120 izraelskich nalotów na Liban i śmierć 4 izraelskich żołnierzy
Izraelska armia ogłosiła przeprowadzenie 120 nalotów na różne cele w Libanie w ciągu ostatnich 24 godzin i przyznała się do śmierci 4 swoich żołnierzy, podczas gdy Hezbollah przeprowadził naloty na północ Izraela, z których jeden celował w fabrykę wojskową.

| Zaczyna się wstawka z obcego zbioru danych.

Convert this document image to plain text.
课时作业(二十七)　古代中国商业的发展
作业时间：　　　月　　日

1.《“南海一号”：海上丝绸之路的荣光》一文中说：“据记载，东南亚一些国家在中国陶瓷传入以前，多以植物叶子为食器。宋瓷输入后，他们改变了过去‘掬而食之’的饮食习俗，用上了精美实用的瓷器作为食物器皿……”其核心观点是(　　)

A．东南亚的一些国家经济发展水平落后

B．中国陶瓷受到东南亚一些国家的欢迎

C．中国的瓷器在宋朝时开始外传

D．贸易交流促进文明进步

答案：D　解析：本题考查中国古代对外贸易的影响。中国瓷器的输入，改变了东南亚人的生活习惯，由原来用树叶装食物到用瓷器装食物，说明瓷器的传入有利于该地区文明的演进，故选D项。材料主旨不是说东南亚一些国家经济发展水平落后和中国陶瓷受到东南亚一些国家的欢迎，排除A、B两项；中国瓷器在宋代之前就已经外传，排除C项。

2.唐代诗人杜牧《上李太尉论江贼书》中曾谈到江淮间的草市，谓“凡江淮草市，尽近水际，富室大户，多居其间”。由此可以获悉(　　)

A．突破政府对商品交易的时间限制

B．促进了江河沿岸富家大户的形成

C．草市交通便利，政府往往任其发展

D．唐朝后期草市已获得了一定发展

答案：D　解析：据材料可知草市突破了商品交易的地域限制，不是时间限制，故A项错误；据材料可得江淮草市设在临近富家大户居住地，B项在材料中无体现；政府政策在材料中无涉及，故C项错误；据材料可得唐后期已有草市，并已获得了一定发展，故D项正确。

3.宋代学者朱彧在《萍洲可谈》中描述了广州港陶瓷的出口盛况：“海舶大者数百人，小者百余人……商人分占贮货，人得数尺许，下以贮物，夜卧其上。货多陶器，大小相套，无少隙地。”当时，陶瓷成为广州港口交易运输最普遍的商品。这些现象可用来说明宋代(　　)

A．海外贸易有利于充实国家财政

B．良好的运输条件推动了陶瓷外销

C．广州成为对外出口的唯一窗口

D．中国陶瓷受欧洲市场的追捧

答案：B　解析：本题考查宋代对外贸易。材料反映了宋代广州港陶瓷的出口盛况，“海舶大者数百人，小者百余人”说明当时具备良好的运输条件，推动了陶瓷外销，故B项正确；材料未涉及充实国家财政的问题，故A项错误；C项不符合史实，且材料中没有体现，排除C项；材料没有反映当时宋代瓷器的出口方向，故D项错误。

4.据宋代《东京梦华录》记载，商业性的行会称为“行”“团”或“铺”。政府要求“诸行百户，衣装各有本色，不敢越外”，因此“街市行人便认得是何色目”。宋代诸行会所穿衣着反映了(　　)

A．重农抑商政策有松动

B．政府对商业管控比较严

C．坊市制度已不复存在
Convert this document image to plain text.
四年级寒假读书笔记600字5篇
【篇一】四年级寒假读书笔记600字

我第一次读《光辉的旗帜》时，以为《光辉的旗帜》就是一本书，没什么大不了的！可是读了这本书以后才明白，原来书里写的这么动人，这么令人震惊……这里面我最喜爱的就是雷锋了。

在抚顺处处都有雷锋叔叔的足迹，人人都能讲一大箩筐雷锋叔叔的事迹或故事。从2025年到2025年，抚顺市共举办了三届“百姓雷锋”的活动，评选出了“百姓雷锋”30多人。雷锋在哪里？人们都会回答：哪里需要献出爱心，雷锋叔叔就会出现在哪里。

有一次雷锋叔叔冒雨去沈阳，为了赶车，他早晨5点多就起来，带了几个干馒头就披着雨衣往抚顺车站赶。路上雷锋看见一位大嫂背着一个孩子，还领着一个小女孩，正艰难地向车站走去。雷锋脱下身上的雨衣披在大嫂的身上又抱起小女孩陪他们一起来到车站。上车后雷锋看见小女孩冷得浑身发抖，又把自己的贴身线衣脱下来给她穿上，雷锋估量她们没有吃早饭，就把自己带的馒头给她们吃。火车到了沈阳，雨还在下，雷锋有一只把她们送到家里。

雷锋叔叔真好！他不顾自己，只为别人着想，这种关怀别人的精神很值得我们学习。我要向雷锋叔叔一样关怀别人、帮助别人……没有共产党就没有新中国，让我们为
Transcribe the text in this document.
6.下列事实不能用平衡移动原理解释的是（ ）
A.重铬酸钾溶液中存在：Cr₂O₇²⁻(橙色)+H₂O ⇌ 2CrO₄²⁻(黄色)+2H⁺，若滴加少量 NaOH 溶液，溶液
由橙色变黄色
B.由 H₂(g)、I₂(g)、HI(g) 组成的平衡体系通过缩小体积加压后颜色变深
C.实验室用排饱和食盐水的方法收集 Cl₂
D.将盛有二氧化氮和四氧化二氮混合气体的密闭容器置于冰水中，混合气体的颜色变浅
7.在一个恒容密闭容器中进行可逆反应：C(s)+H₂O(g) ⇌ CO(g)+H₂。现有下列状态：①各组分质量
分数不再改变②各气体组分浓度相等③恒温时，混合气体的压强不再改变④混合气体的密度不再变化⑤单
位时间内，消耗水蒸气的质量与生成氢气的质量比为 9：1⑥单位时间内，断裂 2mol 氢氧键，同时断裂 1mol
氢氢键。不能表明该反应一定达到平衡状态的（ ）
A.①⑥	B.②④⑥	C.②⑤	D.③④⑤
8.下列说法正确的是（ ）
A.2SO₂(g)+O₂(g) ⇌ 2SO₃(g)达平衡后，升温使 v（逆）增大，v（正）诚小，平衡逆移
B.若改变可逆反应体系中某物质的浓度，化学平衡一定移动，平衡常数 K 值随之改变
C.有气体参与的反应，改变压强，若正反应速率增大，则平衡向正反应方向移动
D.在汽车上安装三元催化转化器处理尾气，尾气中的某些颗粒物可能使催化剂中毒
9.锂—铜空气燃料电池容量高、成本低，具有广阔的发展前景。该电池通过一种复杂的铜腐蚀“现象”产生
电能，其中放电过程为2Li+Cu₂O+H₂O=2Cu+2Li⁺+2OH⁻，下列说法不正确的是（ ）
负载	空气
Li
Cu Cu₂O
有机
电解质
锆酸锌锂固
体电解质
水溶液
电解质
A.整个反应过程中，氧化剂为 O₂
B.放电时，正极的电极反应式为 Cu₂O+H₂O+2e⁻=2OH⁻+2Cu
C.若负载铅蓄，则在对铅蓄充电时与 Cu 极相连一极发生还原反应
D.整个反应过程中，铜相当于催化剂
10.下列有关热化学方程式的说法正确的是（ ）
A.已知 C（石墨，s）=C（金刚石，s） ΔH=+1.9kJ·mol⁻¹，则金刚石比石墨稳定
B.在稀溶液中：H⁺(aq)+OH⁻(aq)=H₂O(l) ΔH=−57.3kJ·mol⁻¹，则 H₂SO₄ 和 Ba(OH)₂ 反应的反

Izraelskie samoloty zbombardowały wsie i miasteczka na południu Libanu oraz południowe przedmieścia Bejrutu.
Lokalne źródła w Libanie podały, że izraelskie naloty w niedzielę objęły okolice miejscowości Dbin na południu Libanu oraz miejscowości Beit Salibi w dolinie Bekaa na wschodzie.
Źródła dodały, że słupy dymu unoszą się nad południowymi przedmieściami Bejrutu w wyniku pożarów spowodowanych przez 8 izraelskich nalotów zeszłej nocy.
Wcześniej izraelskie naloty objęły okolice miasta Baalbek, miejscowości Al-Sharbin oraz wzgórza miejscowości Shamshtar i Harabta w dolinie Bekaa, a także zbombardowały okolice miejscowości Shebaa i Kafr Shuba na południu Libanu.
Z kolei Hezbollah ogłosił, że zaatakował „zbiór sił wroga izraelskiego w osiedlu Shomera pociskiem kierowanym”, potwierdzając, że osiągnął pewne trafienia.
Hezbollah potwierdził również atak na izraelską piechotę w miejscowości Hula pociskiem kierowanym, twierdząc, że zabił i ranił jej członków.